Graham G J, Wilkinson P C, Nibbs R J, Lowe S, Kolset S O, Parker A, Freshney M G, Tsang M L, Pragnell I B
The Beatson Institute for Cancer Research, CRC Beatson Laboratories, Glasgow, UK.
EMBO J. 1996 Dec 2;15(23):6506-15.
We have studied the role of proteoglycans in the function of Macrophage Inflammatory Protein-1 alpha (MIP-1alpha), a member of the proteoglycan binding chemokine family. Sequence and peptide analysis has identified a basic region within MIP-1alpha which appears to be the major determinant of proteoglycan binding and we have now produced a mutant of MIP-1alpha lacking the basic charges on two of the amino acids within this proteoglycan binding site. This mutant (Hep Mut) appears to have lost the ability to bind to proteoglycans. Bioassay of Hep Mut indicates that it has retained stem cell inhibitory properties but has a compromised activity as a monocyte chemoattractant, thus suggesting uncoupling of these two properties of MIP-1alpha. Receptor studies have indicated that the inactivity of Hep Mut on human monocytes correlates with its inability to bind to CCR1, a cloned human MIP-1alpha receptor. In addition, studies using proteoglycan deficient cells transfected with CCR1 have indicated that the proteoglycan binding site in MIP-1alpha is a site that is also involved in the docking of MIP-1alpha to the monocyte receptor. The site for interaction with the stem cell receptor must therefore be distinct, suggesting that MIP-1alpha utilizes different receptors for these two different biological processes.

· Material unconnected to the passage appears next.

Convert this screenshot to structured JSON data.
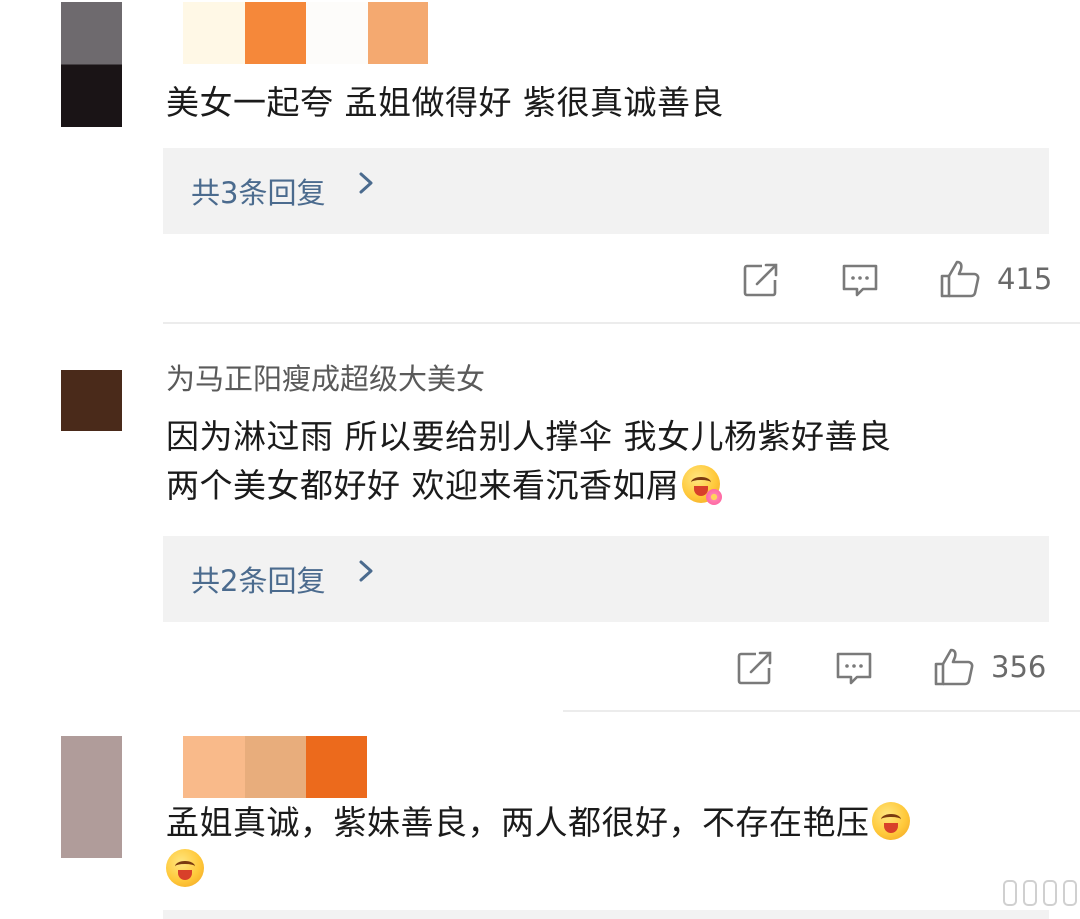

我们研究了蛋白聚糖在巨噬细胞炎性蛋白-1α(MIP-1α)功能中的作用,MIP-1α是蛋白聚糖结合趋化因子家族的一员。序列和肽分析已确定MIP-1α内的一个碱性区域,该区域似乎是蛋白聚糖结合的主要决定因素,我们现在制备了一种MIP-1α突变体,该突变体在这个蛋白聚糖结合位点的两个氨基酸上缺少碱性电荷。这种突变体(Hep Mut)似乎失去了与蛋白聚糖结合的能力。对Hep Mut的生物测定表明,它保留了干细胞抑制特性,但作为单核细胞趋化剂的活性受损,因此表明MIP-1α的这两种特性解偶联。受体研究表明,Hep Mut对人单核细胞无活性与其无法结合克隆的人MIP-1α受体CCR1有关。此外,使用转染了CCR1的蛋白聚糖缺陷细胞的研究表明,MIP-1α中的蛋白聚糖结合位点也是MIP-1α与单核细胞受体对接所涉及的位点。因此,与干细胞受体相互作用的位点必然不同,这表明MIP-1α在这两个不同的生物学过程中利用不同的受体。